2.For each series of transformation on the archetype reconstructed word compare it's graphs against the groundTruth analysis graphs and weight them by difference with 0 being an exact match with ground truth to the orthographically concatenated synthesis.
3.Each NNNeuron in a layer completes it operations and a ratio of the lowest weighted configs get passed to the next layer of NNNeurons who take the values and adjust them with their closest to zero configs getting passed and adjusting the NNTensor values at each step.
The NNTensor after training has numbers at known indexes in various arrays that given a text IPA input can use the MEL Spectrogram FFTs, concatenate them in the time domain per rules defined in the NNTensor, perform an inverse FFT to derive an audioclip.
Advantage is it is all inside Unity, you can probe it at any point with any C#, graph every last thing or have it run as an invisible process and play with the input and outputs, clone voices, take characteristics of one and apply to another..etc.
I have used Barracuda to creating remote gymnastics teaching app for an Olympics coach for pose detection against a "perfected pose" for scoring students posture and motion. With intent and inference I have been working with the original patented Markov Chain/RNN inference engine that google and the rest cite in their patents. It beat google, Alexa, Watson and Siri in a contest by a panel of NLP experts. It is portable and weighs in at 4MB and is in C# .NET, the brain files the Studio exports work just dandy in Unity and prompts or responses can execute command and control ..I have it working dandy with Vosk open source voice recognition and Larynx TTS on a server with various portable native TTS solutions for Mac, PC, Android, iOS. We have wrapped Vosk as part of our Core.dll plugin for Unity.
For more exotic mathematics there is https://www.mathdotnet.com/
From a GameDev perspective I think anything that can help in content creation is a good fit for ML. At least for me lack of content is usually the show stopper for any game. And I would gladly pay for telling an art lib: "create a dungeon with a central room of 100 m² on two levels, upper level should have connection to lower level by stair05 and a railing. The room is connected to 2 storage rooms by between 10m² and 50 m² filled with props. The connection should be tunnel01 tiles and should include one level of stairs03 or stair stair01."
Alternatively, any visual tool would be welcome, too.
I mean, start dragging around walls and floors in Unity Editor to understand what I mean. So automated content creation is king.
> An example of how the above may be used for training a TTS system with a voice using IPA pronunciations.

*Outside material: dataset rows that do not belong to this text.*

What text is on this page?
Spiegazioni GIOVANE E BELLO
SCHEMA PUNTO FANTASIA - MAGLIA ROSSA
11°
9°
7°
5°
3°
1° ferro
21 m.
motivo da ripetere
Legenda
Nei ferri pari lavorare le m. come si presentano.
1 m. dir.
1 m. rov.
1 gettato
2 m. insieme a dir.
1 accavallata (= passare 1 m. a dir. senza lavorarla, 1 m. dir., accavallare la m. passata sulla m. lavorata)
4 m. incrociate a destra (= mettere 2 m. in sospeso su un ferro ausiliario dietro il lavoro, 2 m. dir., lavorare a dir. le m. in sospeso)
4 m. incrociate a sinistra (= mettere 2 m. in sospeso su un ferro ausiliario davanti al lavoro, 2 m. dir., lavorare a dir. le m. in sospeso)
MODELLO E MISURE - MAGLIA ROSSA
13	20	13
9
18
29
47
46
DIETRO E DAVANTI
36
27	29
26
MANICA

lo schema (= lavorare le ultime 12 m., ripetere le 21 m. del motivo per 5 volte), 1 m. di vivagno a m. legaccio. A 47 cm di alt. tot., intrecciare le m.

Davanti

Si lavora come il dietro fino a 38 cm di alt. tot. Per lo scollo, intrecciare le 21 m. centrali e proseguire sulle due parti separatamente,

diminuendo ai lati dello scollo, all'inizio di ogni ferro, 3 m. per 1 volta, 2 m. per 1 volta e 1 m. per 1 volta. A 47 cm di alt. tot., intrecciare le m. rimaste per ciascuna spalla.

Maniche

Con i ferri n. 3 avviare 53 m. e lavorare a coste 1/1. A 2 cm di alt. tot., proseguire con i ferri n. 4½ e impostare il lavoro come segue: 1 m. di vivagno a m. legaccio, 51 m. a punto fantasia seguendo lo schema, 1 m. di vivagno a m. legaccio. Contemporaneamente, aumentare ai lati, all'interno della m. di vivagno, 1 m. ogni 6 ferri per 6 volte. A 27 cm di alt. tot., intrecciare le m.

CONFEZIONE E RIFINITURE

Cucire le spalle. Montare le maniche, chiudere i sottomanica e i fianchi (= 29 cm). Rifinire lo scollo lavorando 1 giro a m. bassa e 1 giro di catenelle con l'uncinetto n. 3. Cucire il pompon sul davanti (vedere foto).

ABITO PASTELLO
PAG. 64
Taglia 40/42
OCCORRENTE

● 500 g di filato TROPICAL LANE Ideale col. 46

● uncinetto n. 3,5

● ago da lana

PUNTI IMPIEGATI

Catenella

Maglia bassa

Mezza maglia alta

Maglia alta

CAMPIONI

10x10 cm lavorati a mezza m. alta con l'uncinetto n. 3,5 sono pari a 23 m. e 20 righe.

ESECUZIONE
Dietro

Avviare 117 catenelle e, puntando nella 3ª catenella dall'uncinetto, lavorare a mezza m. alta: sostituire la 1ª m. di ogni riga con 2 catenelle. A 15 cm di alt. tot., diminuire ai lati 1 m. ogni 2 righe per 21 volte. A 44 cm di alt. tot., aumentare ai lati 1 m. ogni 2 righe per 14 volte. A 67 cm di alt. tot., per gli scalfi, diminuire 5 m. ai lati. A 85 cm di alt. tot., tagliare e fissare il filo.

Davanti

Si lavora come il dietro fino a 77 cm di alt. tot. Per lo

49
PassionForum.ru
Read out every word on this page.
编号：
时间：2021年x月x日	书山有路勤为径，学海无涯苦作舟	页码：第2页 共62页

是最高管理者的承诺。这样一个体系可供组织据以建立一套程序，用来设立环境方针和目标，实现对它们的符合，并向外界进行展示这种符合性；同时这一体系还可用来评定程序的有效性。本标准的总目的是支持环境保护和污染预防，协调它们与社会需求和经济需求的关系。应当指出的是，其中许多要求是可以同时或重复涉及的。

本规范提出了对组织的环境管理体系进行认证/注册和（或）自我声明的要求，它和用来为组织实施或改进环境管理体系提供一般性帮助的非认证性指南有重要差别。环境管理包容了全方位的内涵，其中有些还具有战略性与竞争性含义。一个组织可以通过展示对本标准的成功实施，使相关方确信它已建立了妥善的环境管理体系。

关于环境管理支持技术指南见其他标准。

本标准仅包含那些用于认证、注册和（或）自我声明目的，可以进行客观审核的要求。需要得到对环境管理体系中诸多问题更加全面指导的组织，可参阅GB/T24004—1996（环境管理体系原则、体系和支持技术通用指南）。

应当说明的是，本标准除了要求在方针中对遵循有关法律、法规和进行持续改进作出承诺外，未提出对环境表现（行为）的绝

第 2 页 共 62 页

I got most of the IPA language sieve data in ScriptableObjects so they can be used for other language models. I have every corpus used for training the large language models. I don't think they have to use them. When I stumbled across Larynx they seem to have used the same MEL Spectrogram minimalist approach and used the GlowTTS vocoder. It is fast unlike Coqui which we had running in python using interops and command line prompts. Larynx under the same environment was 10-25x quicker and the voices much better. New voices can be trained with as little as 30 minutes of audio. It even supports SSML properly an a viseme/phoneme timing stream which none of the big boys support properly. But I have to run it off a server via REST API. I would like to do something like that but native in Unity with a component based framework that can be extended. Maybe I should start a github repo if there is interest.